Le Magduciné – Pour Novak Djokovic, c’est aussi une certaine diététique qui influence sa manière de jouer, vous ce n’est pas ça ?
Non, je fais vraiment la part des choses entre les histoires que je raconte, les choses que je crée et la vie que je mène. La seule chose qui est constante, c’est que depuis toujours j’ai une obsession du temps et de comment ne pas perdre du temps. Je déteste perdre du temps. Quand je suis en train de faire quelque chose, une tâche quelle qu’elle soit, je vais toujours faire en premier les choses que je dois faire. Je faisais toujours mes devoirs en premier en arrivant à la maison parce que cela a toujours été constant chez moi. Et donc quand je commence à avoir une idée et que cette idée se construit, eh bien la façon de la faire et de la créer, ça va être c’est maintenant et pas plus tard. Je ne remets pas à demain. De la même manière pour les trucs chiants ou les trucs sympas. C’est-à-dire les obligations administratives et tout ça, faut que je le fasse. Une fois que c’est fait, je peux profiter. Et pour les trucs sympas aussi. Ah, j’aimerais vraiment visiter le Japon, eh bien je vais prendre les billets. Et je vais envoyer un message tout de suite en disant à mes amis : est-ce que ça vous dit d’aller au Japon ?
Le Magduciné – Vous dites faire un théâtre de lisière, qu’entendez-vous par là ?

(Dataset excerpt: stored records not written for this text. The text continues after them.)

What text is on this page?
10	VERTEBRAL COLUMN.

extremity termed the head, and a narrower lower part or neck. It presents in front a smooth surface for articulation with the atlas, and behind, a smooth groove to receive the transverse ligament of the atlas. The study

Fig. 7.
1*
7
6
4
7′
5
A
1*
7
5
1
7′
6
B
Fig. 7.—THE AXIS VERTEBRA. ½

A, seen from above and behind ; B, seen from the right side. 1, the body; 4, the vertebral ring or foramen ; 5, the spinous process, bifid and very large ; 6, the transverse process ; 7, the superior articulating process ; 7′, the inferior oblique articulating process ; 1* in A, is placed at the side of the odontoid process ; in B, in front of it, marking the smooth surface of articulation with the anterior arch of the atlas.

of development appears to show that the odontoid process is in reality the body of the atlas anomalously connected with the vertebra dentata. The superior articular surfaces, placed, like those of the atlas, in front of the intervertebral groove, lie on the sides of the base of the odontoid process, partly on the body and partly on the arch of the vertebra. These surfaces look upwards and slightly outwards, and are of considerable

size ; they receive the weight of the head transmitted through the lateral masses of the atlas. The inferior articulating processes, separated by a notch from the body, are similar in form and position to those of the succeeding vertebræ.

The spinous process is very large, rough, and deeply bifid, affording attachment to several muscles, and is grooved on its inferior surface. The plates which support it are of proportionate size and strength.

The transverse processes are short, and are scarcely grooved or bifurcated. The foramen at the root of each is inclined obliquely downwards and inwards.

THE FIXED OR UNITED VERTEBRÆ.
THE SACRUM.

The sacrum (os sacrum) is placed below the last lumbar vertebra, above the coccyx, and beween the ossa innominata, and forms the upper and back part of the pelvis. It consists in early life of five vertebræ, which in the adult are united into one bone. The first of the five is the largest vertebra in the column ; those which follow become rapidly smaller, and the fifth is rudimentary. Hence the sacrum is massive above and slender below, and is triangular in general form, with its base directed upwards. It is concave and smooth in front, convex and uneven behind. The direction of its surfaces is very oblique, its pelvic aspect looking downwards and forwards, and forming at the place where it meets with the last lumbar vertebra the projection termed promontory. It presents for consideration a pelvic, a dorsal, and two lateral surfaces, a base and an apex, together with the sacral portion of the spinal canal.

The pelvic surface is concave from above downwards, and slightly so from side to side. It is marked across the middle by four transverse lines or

Cela se réfère au public et au privé. C’est-à-dire je fais du théâtre privé. Mes spectacles se jouent principalement dans le privé. Mais toute l’esthétique, beaucoup de choses sont influencées par les metteurs en scène du théâtre public. Je pense que mes inspirations de mise en scène viennent massivement du théâtre public. Mais en revanche, toute l’économie de mes spectacles, c’est l’économie du théâtre privé. Si on caricature un peu, le théâtre privé, c’est les têtes d’affiche, trouver des noms pour que le spectacle puisse exister, et le théâtre public, c’est un théâtre de recherche donc il n’y a pas une nécessité de faire plaisir à des gens. C’est avant tout le besoin de chercher des nouvelles formes, des nouvelles formes d’expression. Donc moi, je me situe entre les deux. C’est-à-dire que je vais faire sans tête d’affiche, et en même temps, je vais y accoler une vraie volonté de récit et de narration, ce qui n’est pas l’apanage du théâtre public.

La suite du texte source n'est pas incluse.